Изменить стиль страницы

— Успокойся, Любушка. Ты не с ними же живешь.

— А если вместе с ними съехаться и жить, где гарантия, что он в бешенстве не кинется на нашу дочь. Его поведение ведь непредсказуемо во всем. Что тогда? Да я мигом ему голову проломлю сковородкой — сейчас у меня очень твердая рука. Если уж не боюсь теперь собак, когда рядом дочь…

— Но до этого и не дойдет при безразличии и к своей судьбе родителей твоих.

— Ты всегда больно сердобольный ко всем, — сказала Люба. — И меня-то, я знаю, вызволил от них, родителей моих, поэтому я благодарна тебе за это. — Она характером пошла отчасти в отца: также была вспыльчива до крайности, что порох, если что не по ней, — потому частенько с мужем перепаливалась. И после признавала, что сумасшедшая, видать, — с явной неохотой. Но была отчаянно непримирима к проявлениям мерзости, от кого бы то ни исходило. — Видишь, все по-разному в жизни у людей.
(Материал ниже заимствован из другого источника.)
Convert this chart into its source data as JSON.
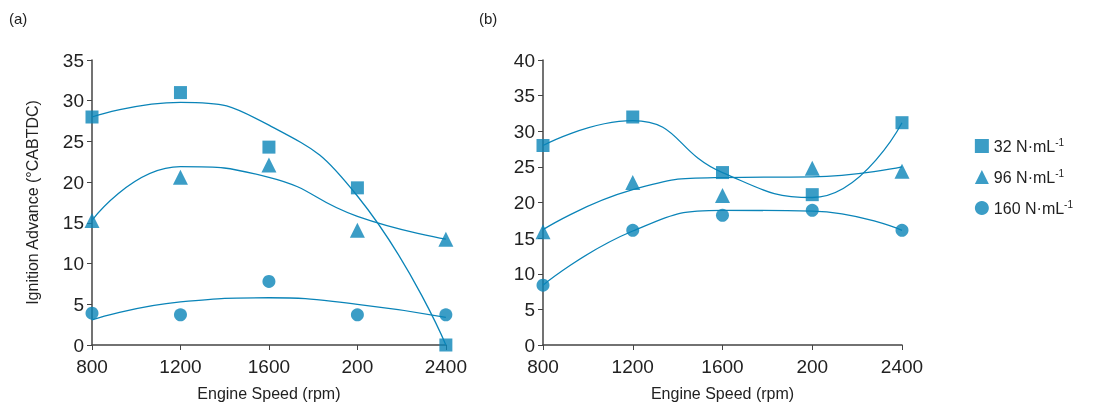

Когда по-людски, — можно жить. А когда тебя до сих пор постоянно унижают чем-нибудь, пытаются и еще командовать тобой, — ничего путного из этого не выйдет, не жди. Я давно уже не девочка на побегушках. То сделай, это принеси, подай; нет, не то, другое. Хватит! Намаялась до замужества. — Комок горечи спазмом подкатился к ее горлу, не дал ей договорить.
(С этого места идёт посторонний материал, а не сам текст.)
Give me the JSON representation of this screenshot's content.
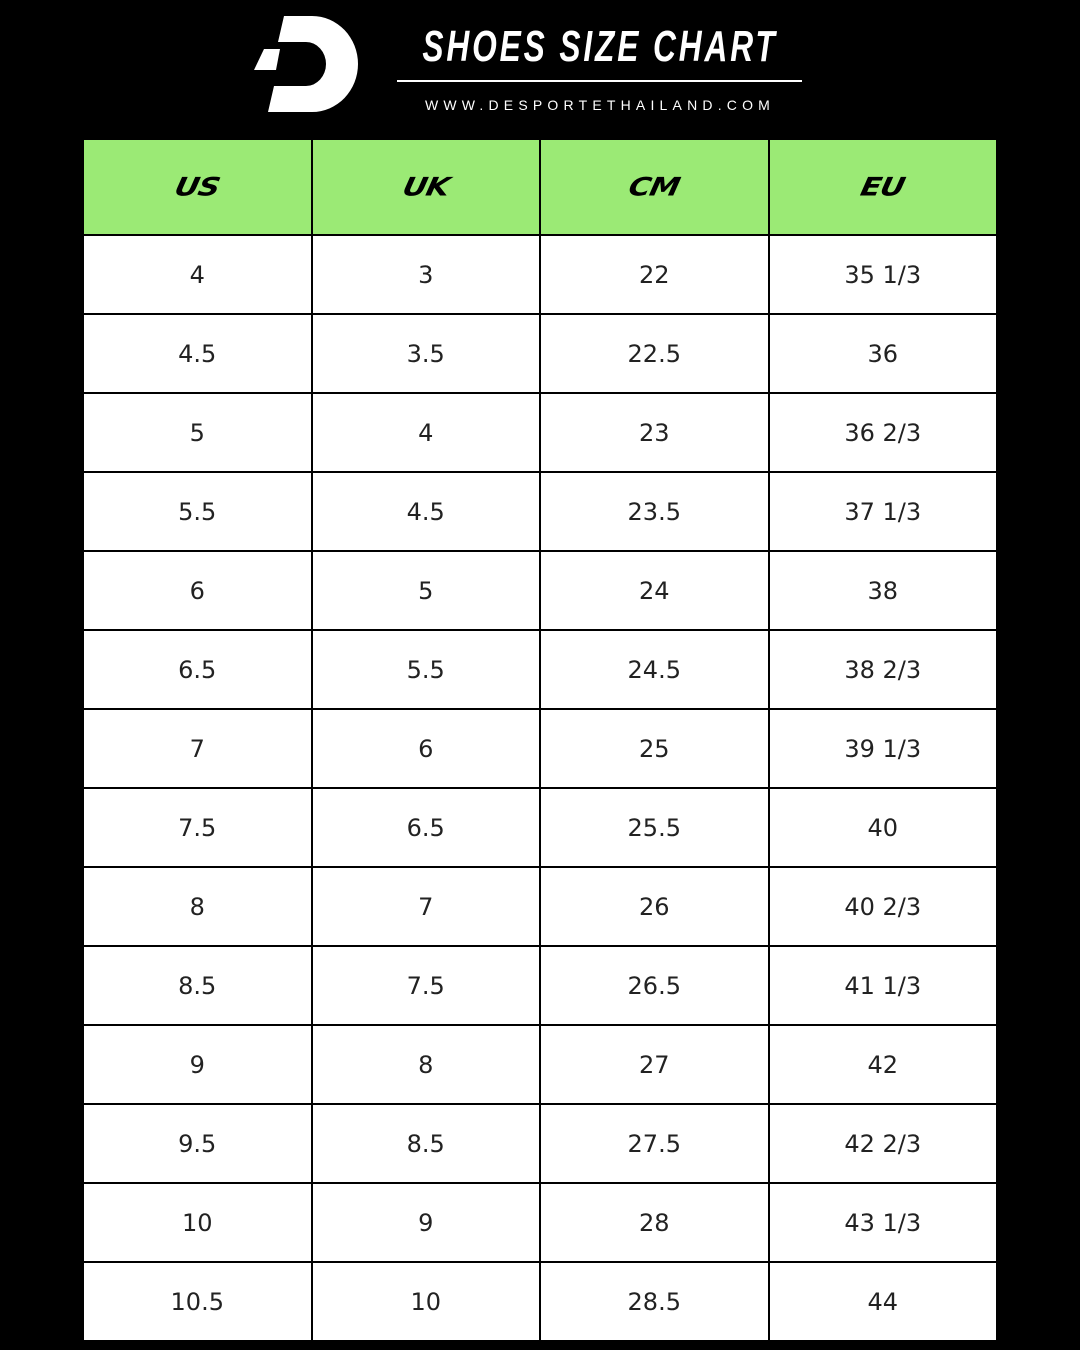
{
  "header": {
    "title": "SHOES SIZE CHART",
    "website": "WWW.DESPORTETHAILAND.COM",
    "logo_text": "D"
  },
  "colors": {
    "header_bg": "#9bea75",
    "background": "#000000",
    "cell_bg": "#ffffff"
  },
  "table": {
    "columns": [
      "US",
      "UK",
      "CM",
      "EU"
    ],
    "rows": [
      [
        "4",
        "3",
        "22",
        "35 1/3"
      ],
      [
        "4.5",
        "3.5",
        "22.5",
        "36"
      ],
      [
        "5",
        "4",
        "23",
        "36 2/3"
      ],
      [
        "5.5",
        "4.5",
        "23.5",
        "37 1/3"
      ],
      [
        "6",
        "5",
        "24",
        "38"
      ],
      [
        "6.5",
        "5.5",
        "24.5",
        "38 2/3"
      ],
      [
        "7",
        "6",
        "25",
        "39 1/3"
      ],
      [
        "7.5",
        "6.5",
        "25.5",
        "40"
      ],
      [
        "8",
        "7",
        "26",
        "40 2/3"
      ],
      [
        "8.5",
        "7.5",
        "26.5",
        "41 1/3"
      ],
      [
        "9",
        "8",
        "27",
        "42"
      ],
      [
        "9.5",
        "8.5",
        "27.5",
        "42 2/3"
      ],
      [
        "10",
        "9",
        "28",
        "43 1/3"
      ],
      [
        "10.5",
        "10",
        "28.5",
        "44"
      ]
    ]
  }
}
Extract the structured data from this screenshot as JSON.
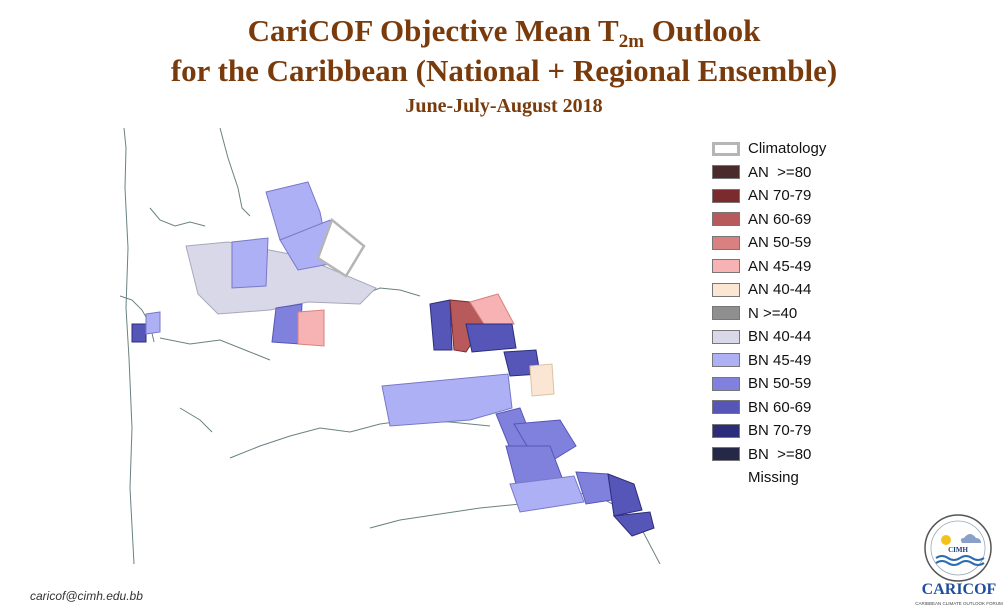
{
  "header": {
    "title_prefix": "CariCOF Objective Mean T",
    "title_sub": "2m",
    "title_suffix": " Outlook",
    "title_line2": "for the Caribbean (National + Regional Ensemble)",
    "subtitle": "June-July-August 2018"
  },
  "legend": {
    "items": [
      {
        "label": "Climatology",
        "color": "#ffffff"
      },
      {
        "label": "AN  >=80",
        "color": "#4a2a2a"
      },
      {
        "label": "AN 70-79",
        "color": "#7b2a2e"
      },
      {
        "label": "AN 60-69",
        "color": "#b85a5c"
      },
      {
        "label": "AN 50-59",
        "color": "#d98080"
      },
      {
        "label": "AN 45-49",
        "color": "#f7b3b3"
      },
      {
        "label": "AN 40-44",
        "color": "#fbe6d3"
      },
      {
        "label": "N >=40",
        "color": "#8f8f8f"
      },
      {
        "label": "BN 40-44",
        "color": "#d8d8e8"
      },
      {
        "label": "BN 45-49",
        "color": "#aeb0f5"
      },
      {
        "label": "BN 50-59",
        "color": "#8081dd"
      },
      {
        "label": "BN 60-69",
        "color": "#5556b8"
      },
      {
        "label": "BN 70-79",
        "color": "#2c2d7a"
      },
      {
        "label": "BN  >=80",
        "color": "#262848"
      },
      {
        "label": "Missing",
        "color": ""
      }
    ]
  },
  "footer": {
    "email": "caricof@cimh.edu.bb"
  },
  "logo": {
    "text": "CIMH",
    "brand": "CARICOF",
    "tagline": "CARIBBEAN CLIMATE OUTLOOK FORUM"
  }
}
— Ну, и будет тебе, хватит… — Антон подошел к ней, положил на плечо ей руку.

— Вон как у Надежды Ивановны, что с пятого этажа: мать, приветливая старушка, скончалась еще весной, а она плачет до сих пор — с красными, исплаканными глазами. Жили-то они душа в душу, и мать для нее и мужа была сродни малому ребенку — своих-то детей нет; теперь не за кем ухаживать, пусто в квартире. А наших предков, извини, ничем не проймешь — не прошибешь.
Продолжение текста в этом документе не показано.